TRADUCCIÓN DE DANIEL CASADO GALLEGOS
PREÁMBULO
“La mosca” es un relato de la autora neozelandesa Katherine Mansfield publicado por primera vez en 1922 en el semanario británico The Nation and Athenaeum. En este relato se encuentran las marcas estilísticas de la escritura de Mansfield: un lenguaje lleno de matices, punzante con la sociedad, pero sensible a la fragilidad humana, que favorece lo visual y lo sonoro, y en cuyo centro está la representación de los pensamientos, los recuerdos y las percepciones en constante cambio de los personajes. Escrito en un contexto de destrucción y carencia; en tiempos de posguerra y de pérdida personal por la muerte de su hermano, “La mosca” se estructura a partir de las correlaciones destrucción y muerte, pérdida y duelo, poder y dominación; y de las oposiciones entre lo corporal y lo intangible, la abundancia y la limitación, la memoria y el olvido.

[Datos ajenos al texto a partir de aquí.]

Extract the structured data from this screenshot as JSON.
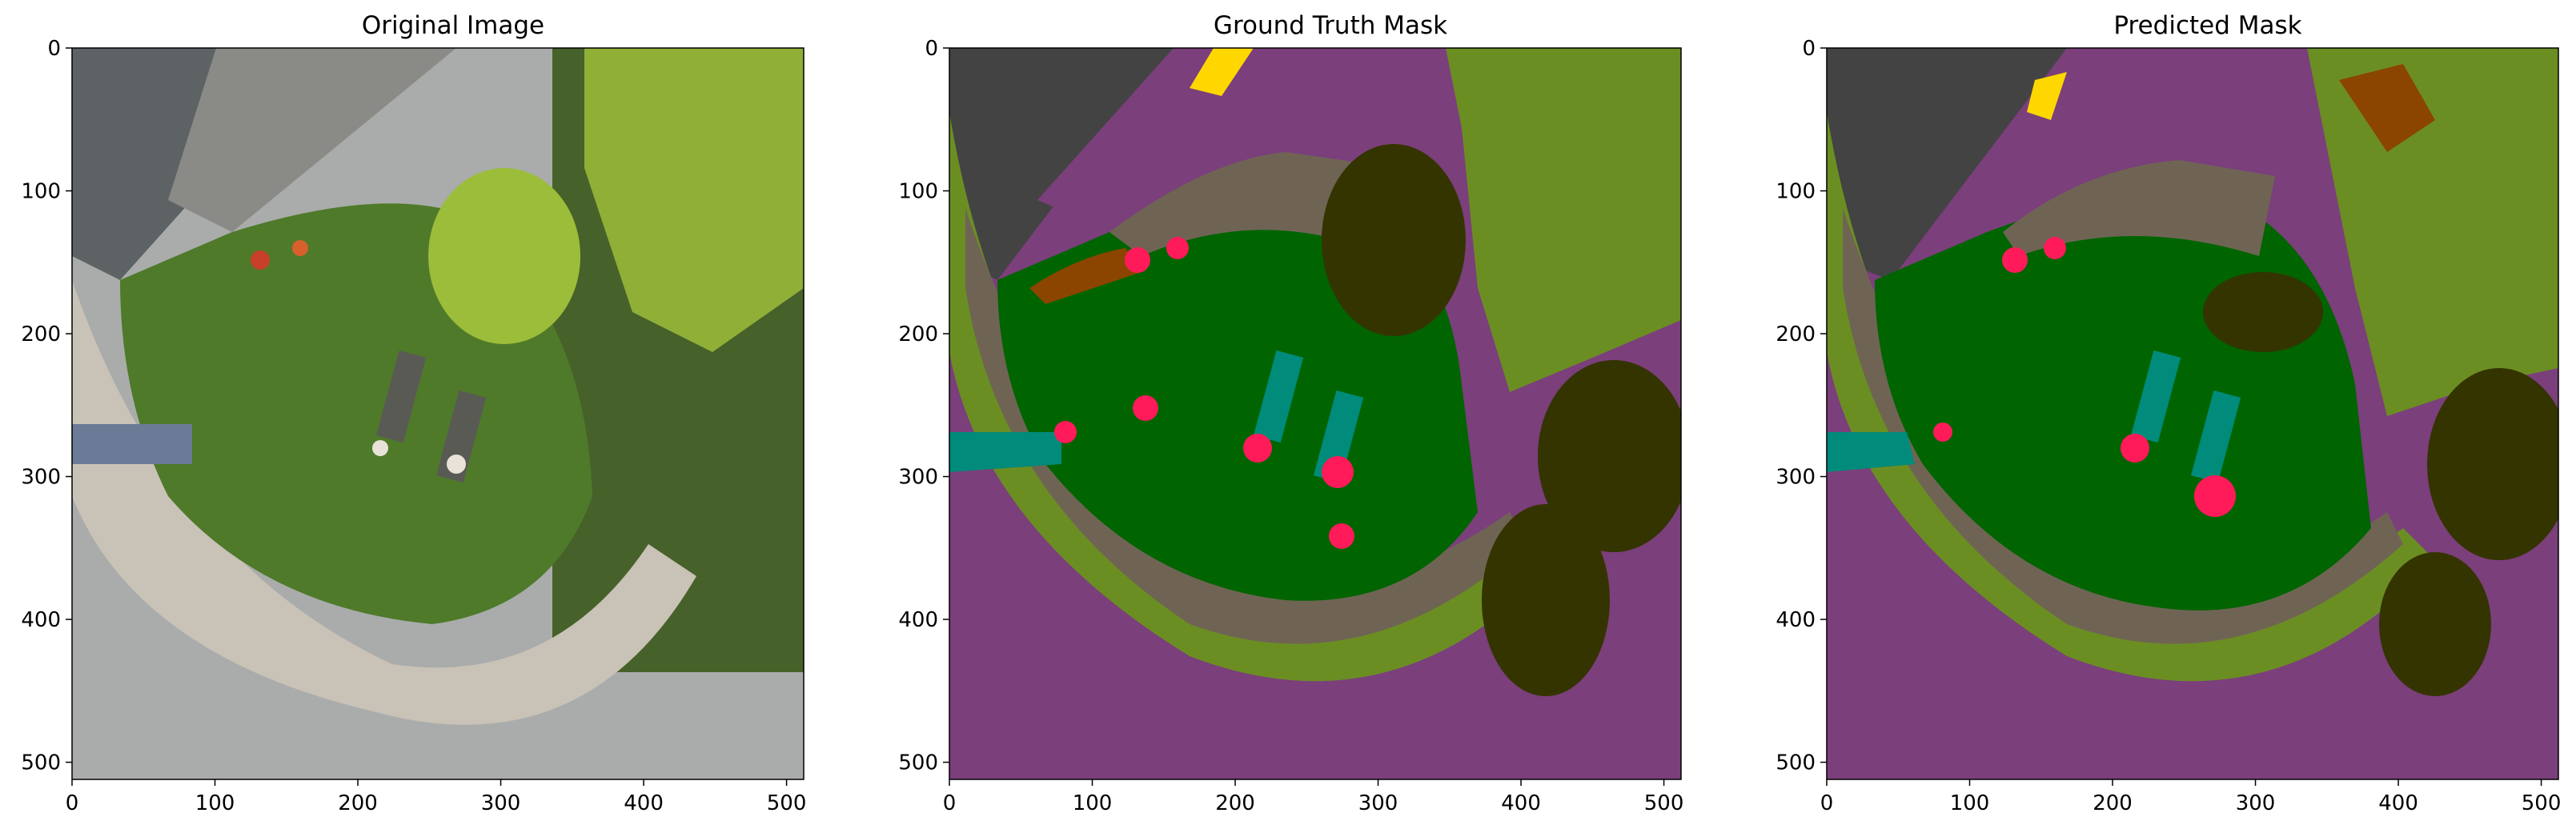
{
  "panels": [
    {
      "title": "Original Image"
    },
    {
      "title": "Ground Truth Mask"
    },
    {
      "title": "Predicted Mask"
    }
  ],
  "axes": {
    "x_ticks": [
      "0",
      "100",
      "200",
      "300",
      "400",
      "500"
    ],
    "y_ticks": [
      "0",
      "100",
      "200",
      "300",
      "400",
      "500"
    ],
    "x_range": [
      0,
      512
    ],
    "y_range": [
      0,
      512
    ]
  },
  "colors": {
    "roof": "#434343",
    "road": "#7b3f7b",
    "grass": "#006400",
    "vegetation_light": "#6b8e23",
    "tree": "#343400",
    "gravel": "#6f6454",
    "soil": "#8b4500",
    "person": "#ff1a5a",
    "object": "#008b7a",
    "wall": "#6a6aa8",
    "yellow": "#ffd700",
    "photo_grass": "#4f7a2a",
    "photo_road": "#a9acab",
    "photo_gravel": "#c9c2b6",
    "photo_roof": "#5d6265",
    "photo_hedge": "#9cbd3a",
    "photo_tree": "#47612a"
  }
}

Dicotomías que también se extienden a los personajes: a la figura de fortaleza y poder del jefe, que enmascara una profunda incapacidad para expresar adecuadamente su duelo, se opone la fragilidad y el carácter tímido de Woodifield. Los personajes nos muestran dos construcciones de la noción convencional de masculinidad y revelan el vacío moral de la generación de hombres que sobrevivió a la Primera Guerra Mundial. No sin motivos se puede contar a “La mosca” entre los mejores relatos escritos en lengua inglesa y a Katherine Mansfield como una de las autoras más importantes en el desarrollo del cuento moderno escrito en inglés.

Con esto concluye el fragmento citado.